A flash of "Ferrari yellow" greets museum visitors at Walker Art Center's Vineland entrance. A burst of "Jeffersonian yellow" dashes over six lanes of highway, covering half of artist Siah Armajani's Irene Hixon Whitney Bridge. At the Kolman & Pryor Gallery, the color is the subject of its latest exhibition, "The Color Series: Part 3, Yellow."
It's winter and we all need a little color. Yellow is here to remind us there's still warmth in the world.
"Yellow is most commonly thought of as a vibrant, uplifting color," said Kolman & Pryor co-founder Anita Sue Kolman. "It's also easily found in natural pigments and has been incorporated into art since prehistoric humans created cave paintings."
Yellow is the topic of a new book by historian Michel Pastoureau. From cave paintings to France's "yellow vest" movement, "Yellow: The History of a Color" (Princeton University Press) takes readers on a Eurocentric tour of the color.
Pastoureau, who is director of studies at the Sorbonne in Paris and a leading authority on the history of colors, has also penned books on blue, black, green and red. He believes "it is society, not nature, that 'makes' color" — meaning that color is a social construction, created by humans. It's a social construction we see as soon as we open our eyes in the morning.

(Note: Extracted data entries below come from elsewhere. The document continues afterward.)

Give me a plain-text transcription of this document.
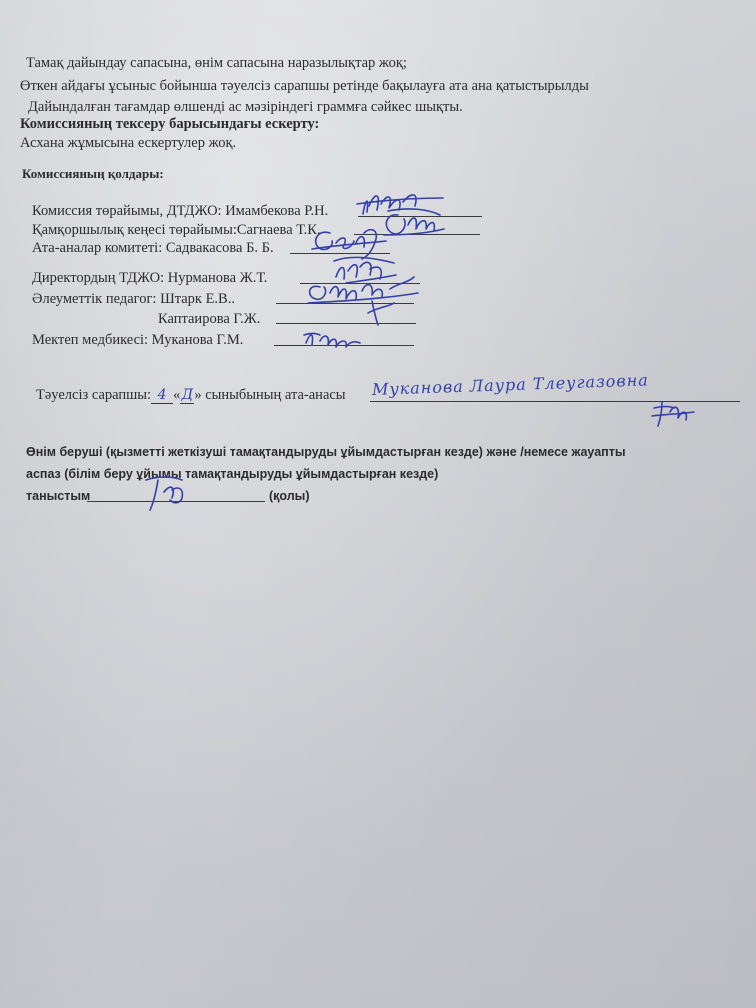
Тамақ дайындау сапасына, өнім сапасына наразылықтар жоқ;
Өткен айдағы ұсыныс бойынша тәуелсіз сарапшы ретінде бақылауға ата ана қатыстырылды
Дайындалған тағамдар өлшенді ас мәзіріндегі граммға сәйкес шықты.
Комиссияның тексеру барысындағы ескерту:
Асхана жұмысына ескертулер жоқ.
Комиссияның қолдары:
Комиссия төрайымы, ДТДЖО: Имамбекова Р.Н.
Қамқоршылық кеңесі төрайымы:Сагнаева Т.К.
Ата-аналар комитеті: Садвакасова Б. Б.
Директордың ТДЖО: Нурманова Ж.Т.
Әлеуметтік педагог: Штарк Е.В..
Каптаирова Г.Ж.
Мектеп медбикесі: Муканова Г.М.
Тәуелсіз сарапшы: 4 «Д» сыныбының ата-анасы Муканова Лаура Тлеугазовна
Өнім беруші (қызметті жеткізуші тамақтандыруды ұйымдастырған кезде) және /немесе жауапты
аспаз (білім беру ұйымы тамақтандыруды ұйымдастырған кезде)
таныстым	(қолы)
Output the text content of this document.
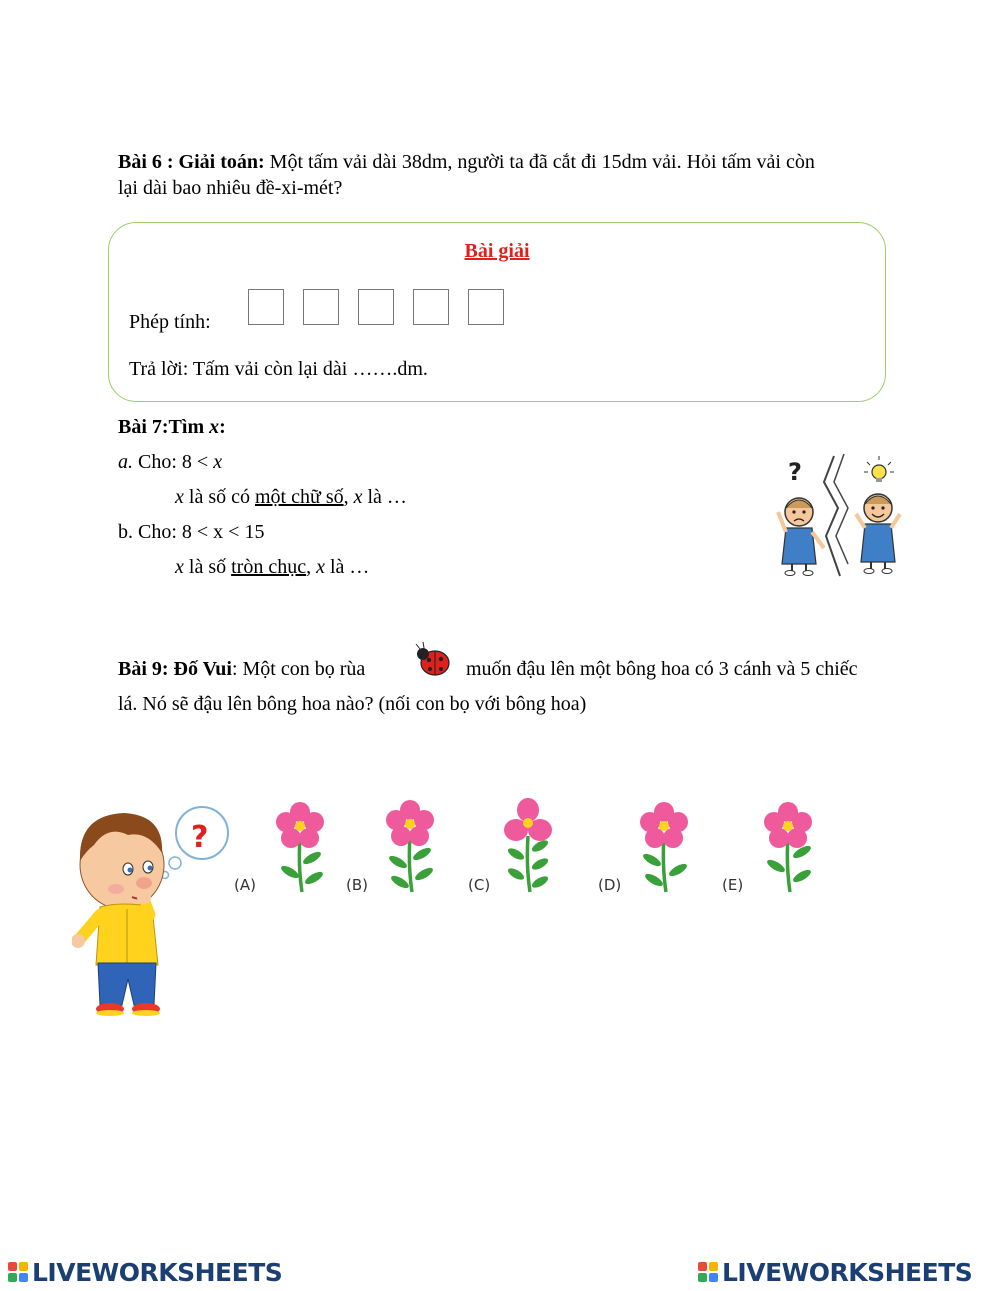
Bài 6 : Giải toán: Một tấm vải dài 38dm, người ta đã cắt đi 15dm vải. Hỏi tấm vải còn
lại dài bao nhiêu đề-xi-mét?
Bài giải
Phép tính:
Trả lời: Tấm vải còn lại dài …….dm.
Bài 7:Tìm x:
a. Cho: 8 < x
x là số có một chữ số, x là …
b. Cho: 8 < x < 15
x là số tròn chục, x là …
?
Bài 9: Đố Vui: Một con bọ rùa	muốn đậu lên một bông hoa có 3 cánh và 5 chiếc
lá. Nó sẽ đậu lên bông hoa nào? (nối con bọ với bông hoa)
?
(A)	(B)	(C)	(D)	(E)
LIVEWORKSHEETS	LIVEWORKSHEETS
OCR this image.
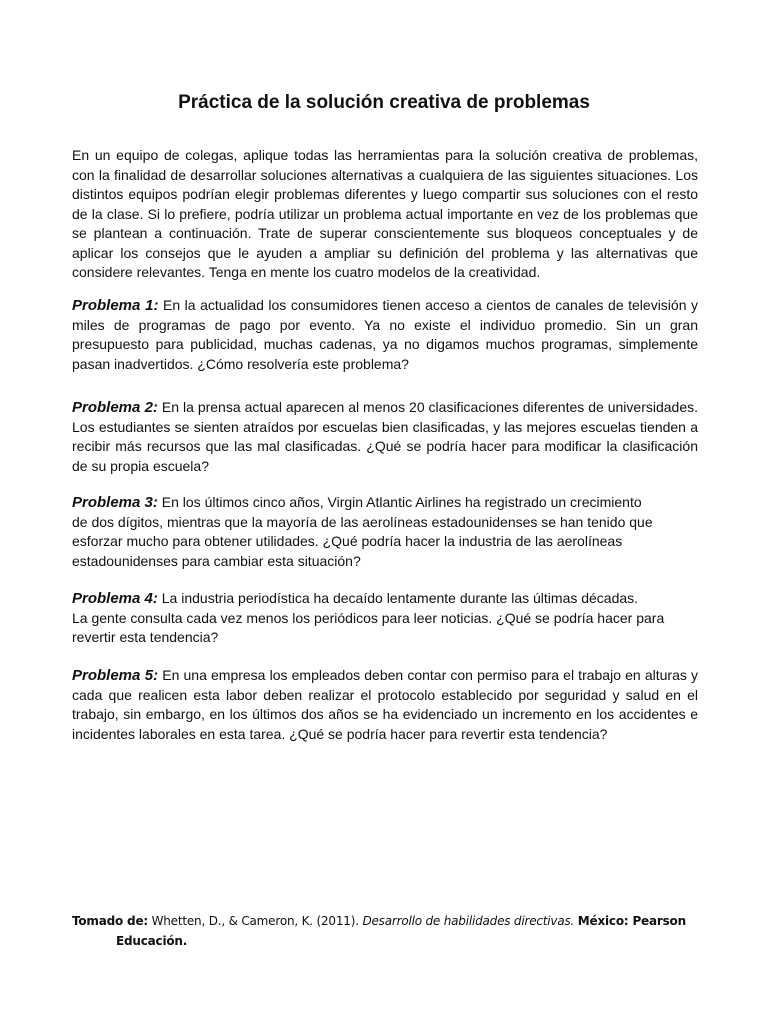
Práctica de la solución creativa de problemas
En un equipo de colegas, aplique todas las herramientas para la solución creativa de problemas, con la finalidad de desarrollar soluciones alternativas a cualquiera de las siguientes situaciones. Los distintos equipos podrían elegir problemas diferentes y luego compartir sus soluciones con el resto de la clase. Si lo prefiere, podría utilizar un problema actual importante en vez de los problemas que se plantean a continuación. Trate de superar conscientemente sus bloqueos conceptuales y de aplicar los consejos que le ayuden a ampliar su definición del problema y las alternativas que considere relevantes. Tenga en mente los cuatro modelos de la creatividad.
Problema 1: En la actualidad los consumidores tienen acceso a cientos de canales de televisión y miles de programas de pago por evento. Ya no existe el individuo promedio. Sin un gran presupuesto para publicidad, muchas cadenas, ya no digamos muchos programas, simplemente pasan inadvertidos. ¿Cómo resolvería este problema?
Problema 2: En la prensa actual aparecen al menos 20 clasificaciones diferentes de universidades. Los estudiantes se sienten atraídos por escuelas bien clasificadas, y las mejores escuelas tienden a recibir más recursos que las mal clasificadas. ¿Qué se podría hacer para modificar la clasificación de su propia escuela?
Problema 3: En los últimos cinco años, Virgin Atlantic Airlines ha registrado un crecimiento
de dos dígitos, mientras que la mayoría de las aerolíneas estadounidenses se han tenido que esforzar mucho para obtener utilidades. ¿Qué podría hacer la industria de las aerolíneas estadounidenses para cambiar esta situación?
Problema 4: La industria periodística ha decaído lentamente durante las últimas décadas.
La gente consulta cada vez menos los periódicos para leer noticias. ¿Qué se podría hacer para revertir esta tendencia?
Problema 5: En una empresa los empleados deben contar con permiso para el trabajo en alturas y cada que realicen esta labor deben realizar el protocolo establecido por seguridad y salud en el trabajo, sin embargo, en los últimos dos años se ha evidenciado un incremento en los accidentes e incidentes laborales en esta tarea. ¿Qué se podría hacer para revertir esta tendencia?
Tomado de: Whetten, D., & Cameron, K. (2011). Desarrollo de habilidades directivas. México: Pearson
Educación.
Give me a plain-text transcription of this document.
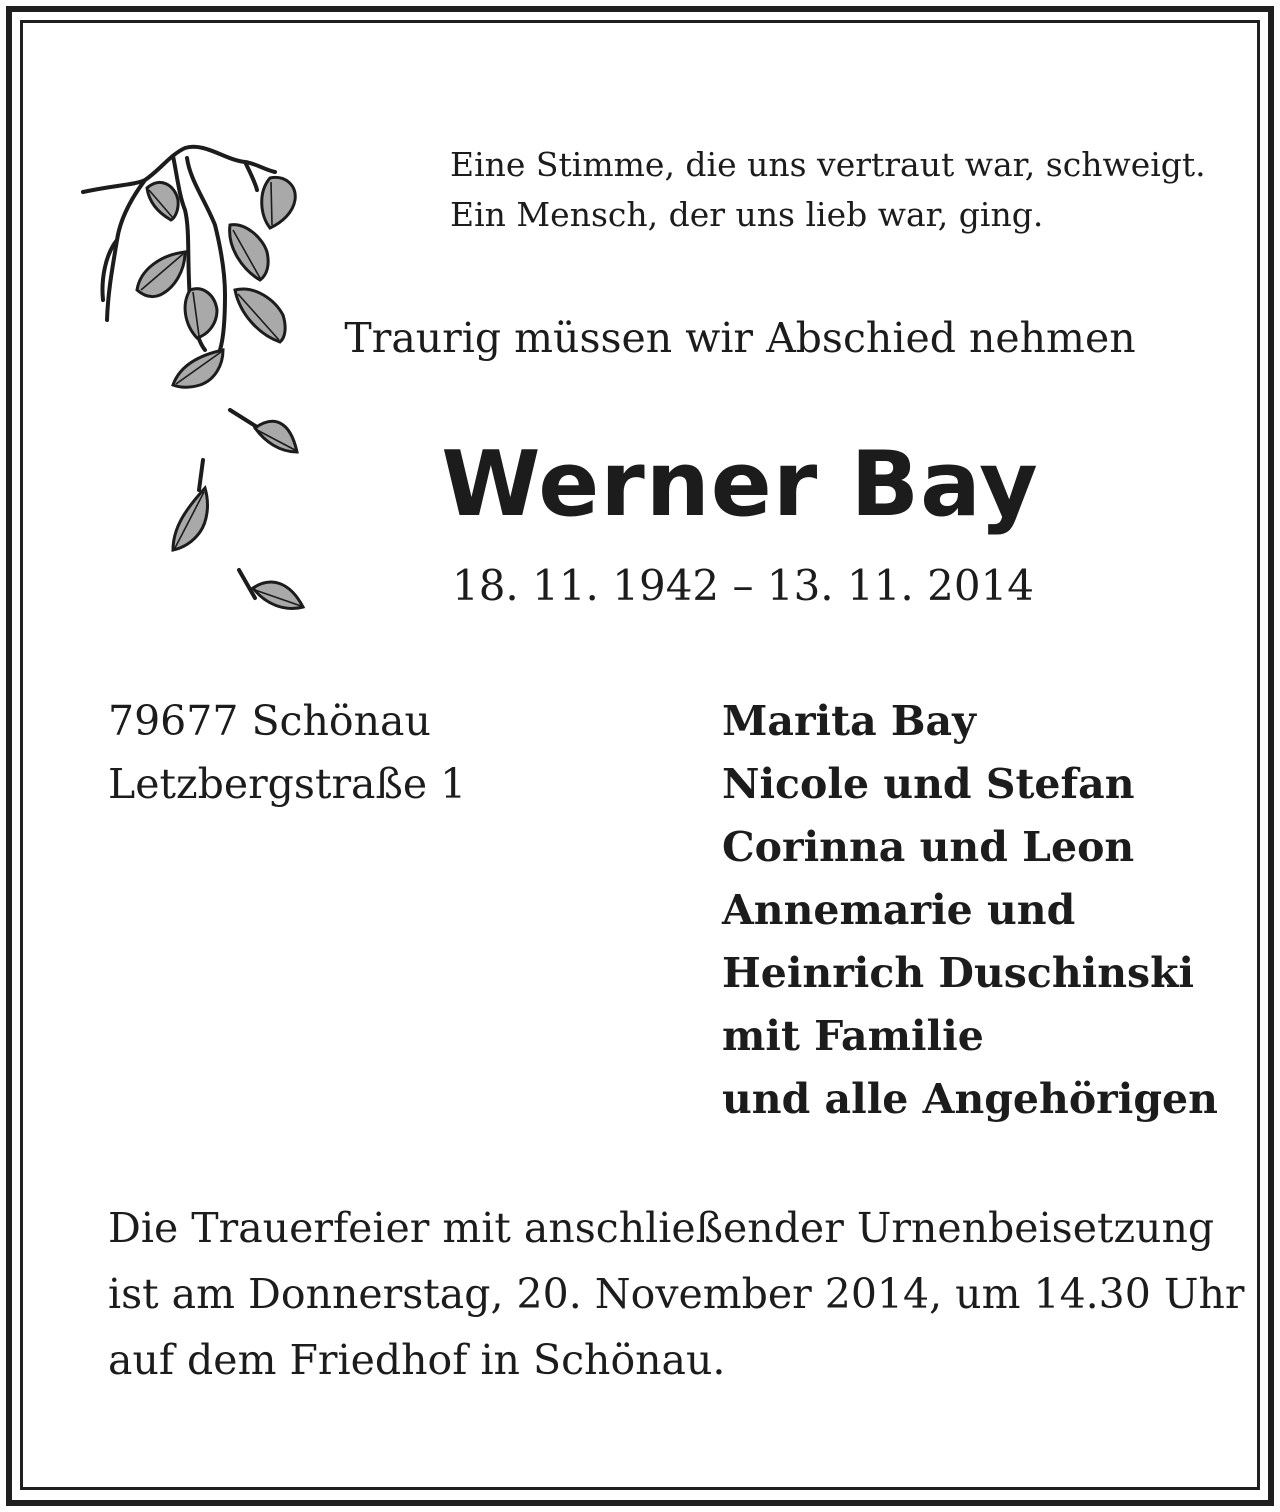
Eine Stimme, die uns vertraut war, schweigt.
Ein Mensch, der uns lieb war, ging.
Traurig müssen wir Abschied nehmen
Werner Bay
18. 11. 1942 – 13. 11. 2014
79677 Schönau
Letzbergstraße 1
Marita Bay
Nicole und Stefan
Corinna und Leon
Annemarie und
Heinrich Duschinski
mit Familie
und alle Angehörigen
Die Trauerfeier mit anschließender Urnenbeisetzung
ist am Donnerstag, 20. November 2014, um 14.30 Uhr
auf dem Friedhof in Schönau.
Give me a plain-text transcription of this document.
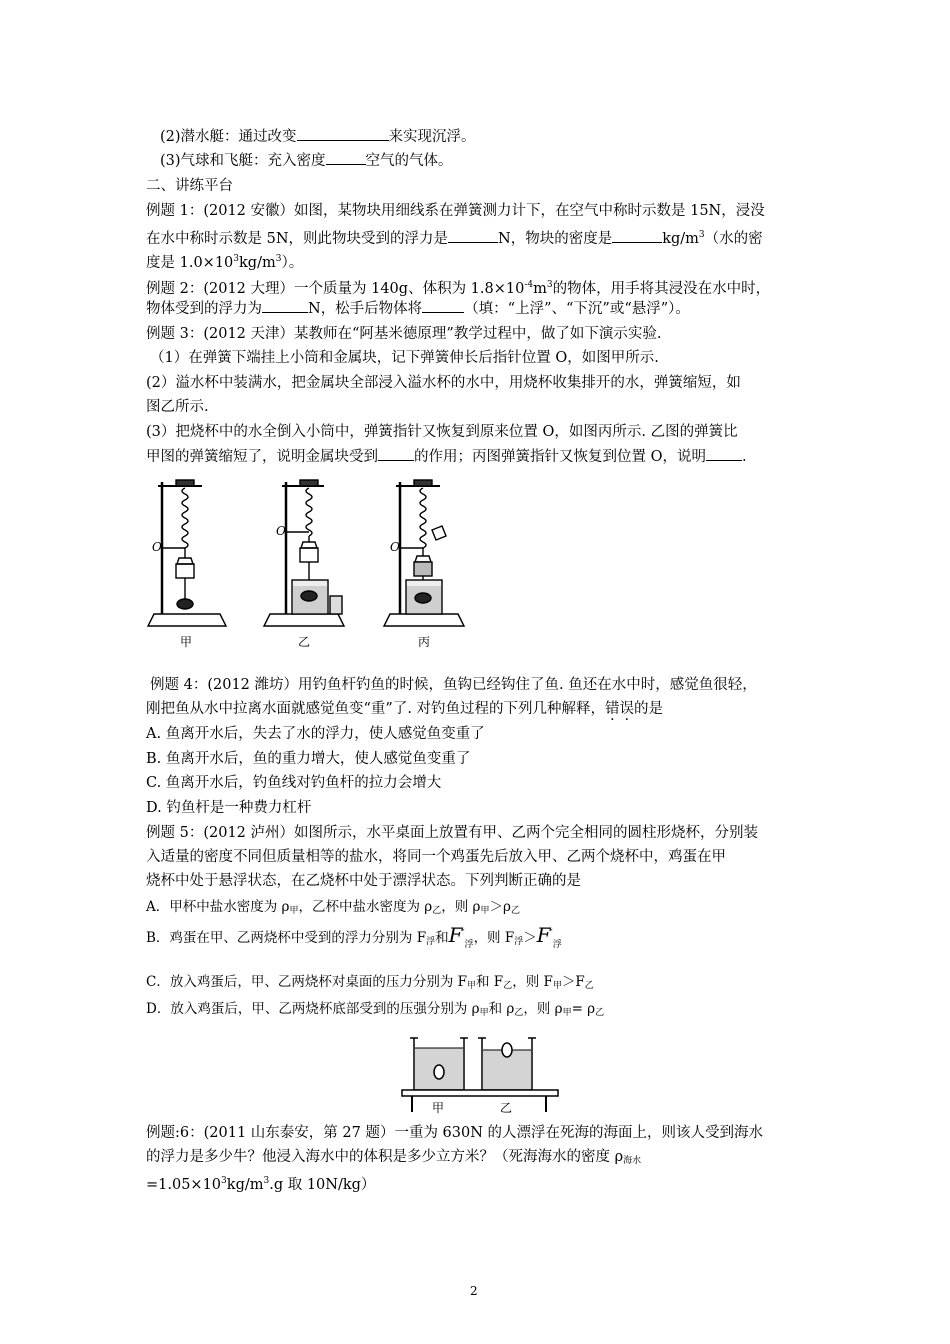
(2)潜水艇：通过改变	来实现沉浮。
(3)气球和飞艇：充入密度	空气的气体。
二、讲练平台
例题 1：(2012 安徽）如图，某物块用细线系在弹簧测力计下，在空气中称时示数是 15N，浸没
在水中称时示数是 5N，则此物块受到的浮力是	N，物块的密度是	$kg/m^3$（水的密
度是 $1.0\times 10^3kg/m^3$）。
例题 2：(2012 大理）一个质量为 140g、体积为 $1.8\times 10^{-4}m^3$的物体，用手将其浸没在水中时，
物体受到的浮力为	N，松手后物体将	（填：“上浮”、“下沉”或“悬浮”）。
例题 3：(2012 天津）某教师在“阿基米德原理”教学过程中，做了如下演示实验.
（1）在弹簧下端挂上小筒和金属块，记下弹簧伸长后指针位置 O，如图甲所示.
(2）溢水杯中装满水，把金属块全部浸入溢水杯的水中，用烧杯收集排开的水，弹簧缩短，如
图乙所示.
(3）把烧杯中的水全倒入小筒中，弹簧指针又恢复到原来位置 O，如图丙所示. 乙图的弹簧比
甲图的弹簧缩短了，说明金属块受到 的作用；丙图弹簧指针又恢复到位置 O，说明 .
O
O
O
甲	乙	丙
例题 4：(2012 潍坊）用钓鱼杆钓鱼的时候，鱼钩已经钩住了鱼. 鱼还在水中时，感觉鱼很轻，
刚把鱼从水中拉离水面就感觉鱼变“重”了. 对钓鱼过程的下列几种解释，错误的是
A. 鱼离开水后，失去了水的浮力，使人感觉鱼变重了
B. 鱼离开水后，鱼的重力增大，使人感觉鱼变重了
C. 鱼离开水后，钓鱼线对钓鱼杆的拉力会增大
D. 钓鱼杆是一种费力杠杆
例题 5：(2012 泸州）如图所示，水平桌面上放置有甲、乙两个完全相同的圆柱形烧杯，分别装
入适量的密度不同但质量相等的盐水，将同一个鸡蛋先后放入甲、乙两个烧杯中，鸡蛋在甲
烧杯中处于悬浮状态，在乙烧杯中处于漂浮状态。下列判断正确的是
A．甲杯中盐水密度为 $\rho_甲$，乙杯中盐水密度为 $\rho_乙$，则 $\rho_甲>\rho_乙$
B．鸡蛋在甲、乙两烧杯中受到的浮力分别为 $F_浮$和$F'_浮$，则 $F_浮>F'_浮$
C．放入鸡蛋后，甲、乙两烧杯对桌面的压力分别为 $F_甲$和 $F_乙$，则 $F_甲>F_乙$
D．放入鸡蛋后，甲、乙两烧杯底部受到的压强分别为 $\rho_甲$和 $\rho_乙$，则 $\rho_甲= \rho_乙$
甲	乙
例题:6：(2011 山东泰安，第 27 题）一重为 630N 的人漂浮在死海的海面上，则该人受到海水
的浮力是多少牛？他浸入海水中的体积是多少立方米？（死海海水的密度 $\rho_{海水}$
$=1.05\times 10^3kg/m^3.g$ 取 10N/kg）
2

In the beginning, yellow was a beneficial color. Found on the walls of early cave people and referenced during the Neolithic period and the age of metals, yellow was also symbolic of the gold found everywhere in ancient Egyptian tombs.
There was a pleasure to yellow. Apollo, Olympian god of sun, light, music and poetry, was known for his blond hair. When the Romans cultivated monochrome, yellow was typically worn by women.
The early days of yellow were different from the Middle Ages, when "abstract colors" and symbolism became things. White was for Easter and the holiest high holidays; yellow remained hidden from view. In medieval illuminations, yellow is separated from gold. Twelfth-century apostles began dressing in yellow, and it was also found on coats of arms.